Sidang MK, Pihak Terkait Sebut MBG Sah dalam APBN dan Bagian Pendidikan Nasional

Sedang Trending 1 bulan yang lalu

Liputan6.com, Jakarta - Pihak Terkait dalam sidang uji materi Pasal 22 ayat (3) menegaskan Program Makan Bergizi Gratis (MBG) nan diakomodasi dalam Undang-Undang Nomor 17 Tahun 2025 tentang APBN 2026 sah dan tidak bertentangan dengan UUD 1945.

Hal tersebut disampaikan oleh kuasa norma Pihak Terkait, Prof. Joko Sriwidodo, berbareng tim advokat dalam sidang lanjutan uji materi Undang-Undang Nomor 17 Tahun 2025 di Gedung Mahkamah Konstitusi (MK), Jakarta, Selasa (28/4/2026).

Adapun pihak nan diwakili dalam perkara ini terdiri atas empat penduduk negara Indonesia, ialah Sujimin (wiraswasta) sebagai Pihak Terkait I; Nadya Alwin (pengurus rumah tangga) sebagai Pihak Terkait II; Ayu Yudiana (guru) sebagai Pihak Terkait III; serta Rizka Rosmawati (karyawan swasta) sebagai Pihak Terkait IV.

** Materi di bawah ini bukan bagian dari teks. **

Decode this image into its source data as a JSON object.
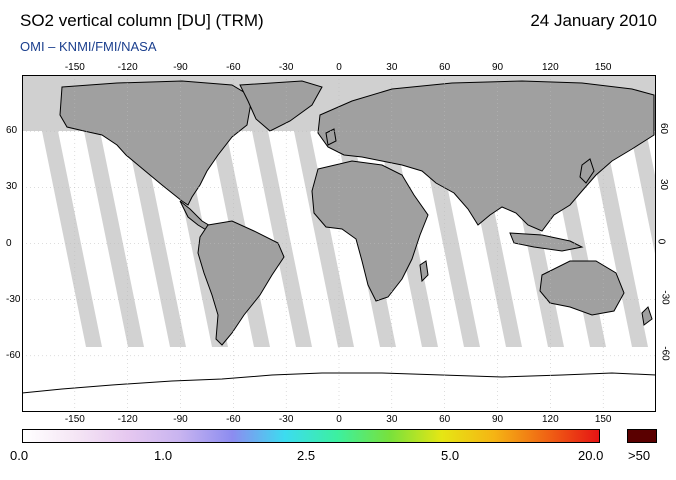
{
  "header": {
    "title": "SO2 vertical column [DU] (TRM)",
    "date": "24 January 2010",
    "source": "OMI  –  KNMI/FMI/NASA"
  },
  "map": {
    "lon_ticks": [
      "-150",
      "-120",
      "-90",
      "-60",
      "-30",
      "0",
      "30",
      "60",
      "90",
      "120",
      "150"
    ],
    "lat_ticks": [
      "60",
      "30",
      "0",
      "-30",
      "-60"
    ],
    "colors": {
      "polar_night": "#d0d0d0",
      "land": "#a0a0a0",
      "swath_gap": "#d2d2d2",
      "swath_gap_land": "#8c8c8c",
      "coastline": "#000000"
    }
  },
  "colorbar": {
    "labels": [
      "0.0",
      "1.0",
      "2.5",
      "5.0",
      "20.0"
    ],
    "overflow_label": ">50",
    "overflow_color": "#5a0000",
    "gradient": [
      "#ffffff",
      "#f5e6f5",
      "#e6c8f0",
      "#c8b4f0",
      "#8c8cf0",
      "#3cdcf0",
      "#3cf0a0",
      "#78e13c",
      "#e6e614",
      "#f5b414",
      "#f06414",
      "#e61414"
    ]
  }
}
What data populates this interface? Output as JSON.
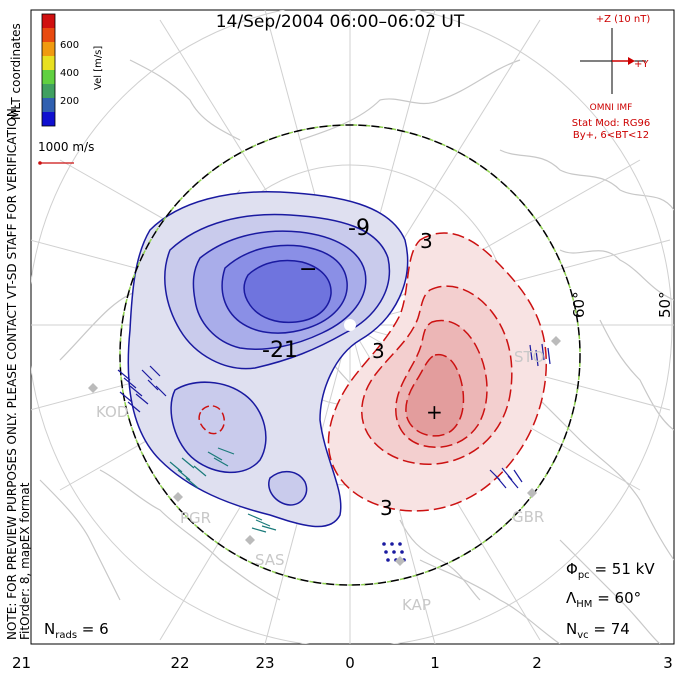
{
  "title": "14/Sep/2004 06:00–06:02 UT",
  "vel_scale": {
    "unit_label": "Vel [m/s]",
    "ticks": [
      "600",
      "400",
      "200"
    ],
    "colors": [
      "#d01010",
      "#e84a10",
      "#f09a10",
      "#e8e020",
      "#60d040",
      "#40a060",
      "#3060b0",
      "#1010d0"
    ]
  },
  "coordinates_label": "MLT coordinates",
  "reference_vector_label": "1000 m/s",
  "side_note": "NOTE: FOR PREVIEW PURPOSES ONLY. PLEASE CONTACT VT-SD STAFF FOR VERIFICATION.",
  "fit_order": "FitOrder: 8, mapEX format",
  "imf": {
    "z_label": "+Z (10 nT)",
    "y_label": "+Y",
    "source": "OMNI IMF",
    "stat_mod": "Stat Mod: RG96",
    "condition": "By+, 6<BT<12"
  },
  "contour_labels": [
    "-9",
    "-21",
    "3",
    "3",
    "3"
  ],
  "extrema_markers": [
    "−",
    "+"
  ],
  "latitude_labels": [
    "60°",
    "50°"
  ],
  "stations": [
    "KOD",
    "PGR",
    "SAS",
    "KAP",
    "GBR",
    "STO"
  ],
  "stats": {
    "phi_pc": "51 kV",
    "lambda_hm": "60°",
    "n_vc": "74",
    "n_rads": "6"
  },
  "mlt_axis": [
    "21",
    "22",
    "23",
    "0",
    "1",
    "2",
    "3"
  ],
  "colors": {
    "negative_cell": "#1a1aa0",
    "positive_cell": "#cc1111",
    "hm_boundary": "#000000",
    "hm_dash": "#8fd14f"
  }
}
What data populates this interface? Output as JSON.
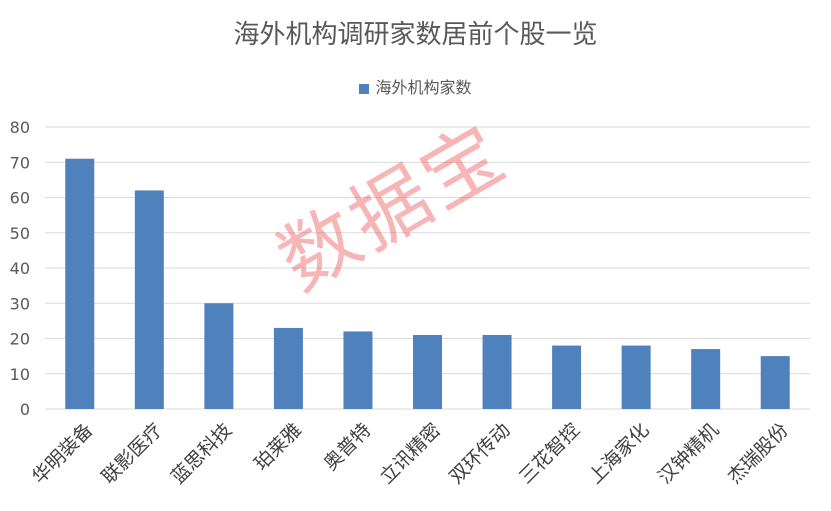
{
  "chart_data": {
    "type": "bar",
    "title": "海外机构调研家数居前个股一览",
    "categories": [
      "华明装备",
      "联影医疗",
      "蓝思科技",
      "珀莱雅",
      "奥普特",
      "立讯精密",
      "双环传动",
      "三花智控",
      "上海家化",
      "汉钟精机",
      "杰瑞股份"
    ],
    "series": [
      {
        "name": "海外机构家数",
        "values": [
          71,
          62,
          30,
          23,
          22,
          21,
          21,
          18,
          18,
          17,
          15
        ],
        "color": "#4f81bd"
      }
    ],
    "xlabel": "",
    "ylabel": "",
    "ylim": [
      0,
      80
    ],
    "yticks": [
      0,
      10,
      20,
      30,
      40,
      50,
      60,
      70,
      80
    ],
    "grid": true,
    "legend": "top"
  },
  "watermark": "数据宝"
}
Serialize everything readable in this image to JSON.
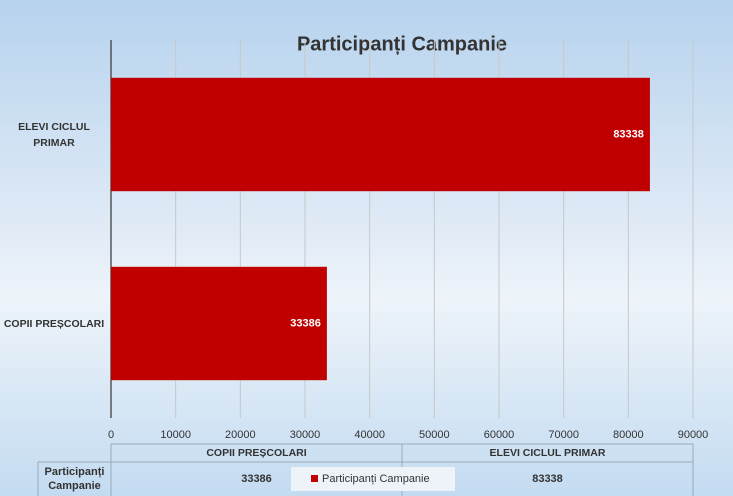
{
  "chart_data": {
    "type": "bar",
    "orientation": "horizontal",
    "title": "Participanți Campanie",
    "categories": [
      "COPII PREȘCOLARI",
      "ELEVI CICLUL PRIMAR"
    ],
    "series": [
      {
        "name": "Participanți Campanie",
        "color": "#c00000",
        "values": [
          33386,
          83338
        ]
      }
    ],
    "xlim": [
      0,
      90000
    ],
    "xticks": [
      0,
      10000,
      20000,
      30000,
      40000,
      50000,
      60000,
      70000,
      80000,
      90000
    ],
    "grid": true
  }
}
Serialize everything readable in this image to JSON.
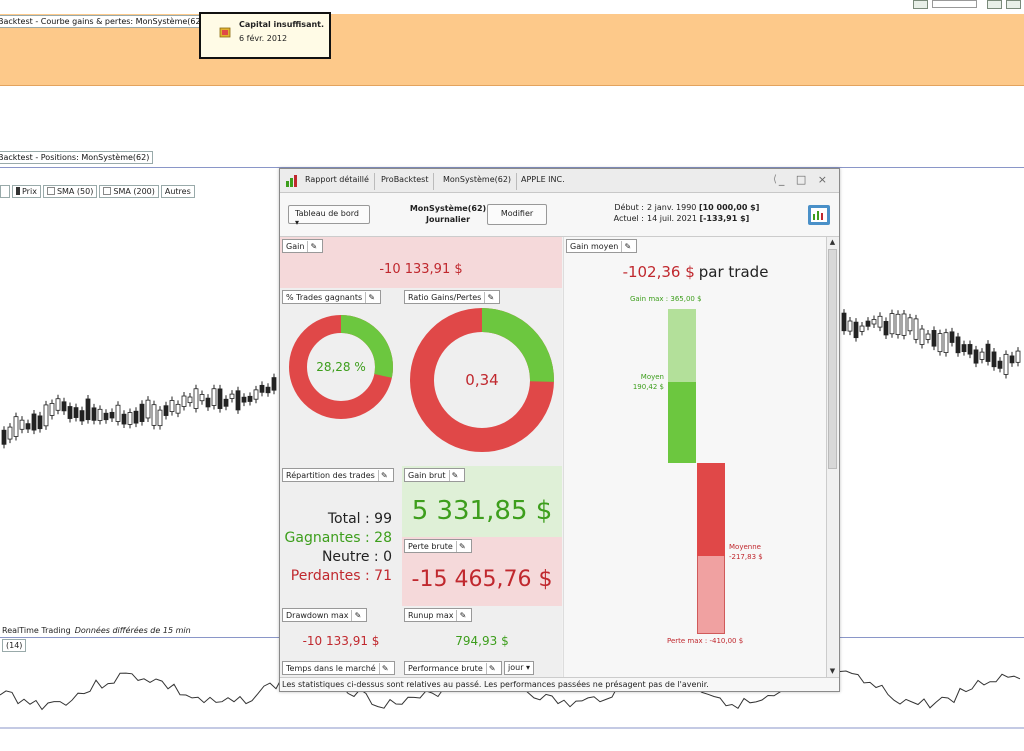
{
  "background": {
    "equity_tab": "Backtest - Courbe gains & pertes: MonSystème(62)",
    "positions_tab": "Backtest - Positions: MonSystème(62)",
    "chart_controls": {
      "prix": "Prix",
      "sma50": "SMA (50)",
      "sma200": "SMA (200)",
      "autres": "Autres"
    },
    "realtime_label": "RealTime Trading",
    "realtime_note": "Données différées de 15 min",
    "indicator_tag": "(14)",
    "alert": {
      "title": "Capital insuffisant.",
      "date": "6 févr. 2012"
    }
  },
  "window": {
    "tabs": [
      "Rapport détaillé",
      "ProBacktest",
      "MonSystème(62)",
      "APPLE INC."
    ],
    "controls": "_ □ ×",
    "toolbar": {
      "dashboard_label": "Tableau de bord",
      "system_name": "MonSystème(62)",
      "timeframe": "Journalier",
      "modify_label": "Modifier",
      "start_label": "Début :",
      "start_date": "2 janv. 1990",
      "start_capital": "[10 000,00 $]",
      "current_label": "Actuel :",
      "current_date": "14 juil. 2021",
      "current_capital": "[-133,91 $]"
    },
    "cards": {
      "gain": {
        "label": "Gain",
        "value": "-10 133,91 $"
      },
      "pct_winning": {
        "label": "% Trades gagnants",
        "value": "28,28 %",
        "fraction": 0.2828
      },
      "ratio": {
        "label": "Ratio Gains/Pertes",
        "value": "0,34",
        "fraction": 0.254
      },
      "distribution": {
        "label": "Répartition des trades",
        "total": "Total : 99",
        "winning": "Gagnantes : 28",
        "neutral": "Neutre : 0",
        "losing": "Perdantes : 71"
      },
      "gross_gain": {
        "label": "Gain brut",
        "value": "5 331,85 $"
      },
      "gross_loss": {
        "label": "Perte brute",
        "value": "-15 465,76 $"
      },
      "drawdown": {
        "label": "Drawdown max",
        "value": "-10 133,91 $"
      },
      "runup": {
        "label": "Runup max",
        "value": "794,93 $"
      },
      "time_in_market": {
        "label": "Temps dans le marché"
      },
      "perf": {
        "label": "Performance brute",
        "period": "jour"
      },
      "avg_gain": {
        "label": "Gain moyen",
        "value": "-102,36 $",
        "per": "par trade",
        "max_gain_label": "Gain max : 365,00 $",
        "avg_win_label": "Moyen",
        "avg_win_value": "190,42 $",
        "avg_loss_label": "Moyenne",
        "avg_loss_value": "-217,83 $",
        "max_loss_label": "Perte max : -410,00 $"
      }
    },
    "footer": "Les statistiques ci-dessus sont relatives au passé. Les performances passées ne présagent pas de l'avenir."
  },
  "colors": {
    "red": "#e04848",
    "green": "#6cc73f",
    "equity_bg": "#fdc98a"
  }
}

Dalam keterangannya di hadapan Majelis Hakim MK, Joko Sriwidodo menegaskan, program MBG merupakan bagian dari sistem pendidikan nasional nan berkarakter holistik. Menurut dia, pendidikan tidak hanya mencakup aspek pedagogis, tetapi juga pemenuhan kebutuhan dasar peserta didik, termasuk gizi.

“Program MBG kudu dimaknai sebagai aspek pendukung untuk mencapai tujuan pendidikan nasional, ialah membentuk manusia nan sehat, berilmu, dan berkekuatan saing,” ujar Joko.

Ia menjelaskan bahwa kondisi kesehatan dan kecukupan gizi mempunyai pengaruh langsung terhadap keahlian belajar, konsentrasi, serta partisipasi siswa di sekolah. Oleh lantaran itu, penyediaan makanan bergizi dinilai relevan sebagai bagian dari upaya meningkatkan kualitas pendidikan.

Pihak Terkait juga menolak dalil Pemohon nan menyebut anggaran pendidikan semestinya hanya digunakan untuk kegunaan pedagogis. Menurut mereka, pendekatan tersebut terlalu sempit dan tidak mencerminkan konsep pendidikan nasional nan komprehensif.

Selain itu, tudingan MBG menyebabkan distorsi anggaran pendidikan juga dibantah. Pihak Terkait menyebut program tersebut justru memperkuat efektivitas shopping pendidikan dengan meningkatkan kesiapan belajar siswa serta mengurangi beban ekonomi keluarga.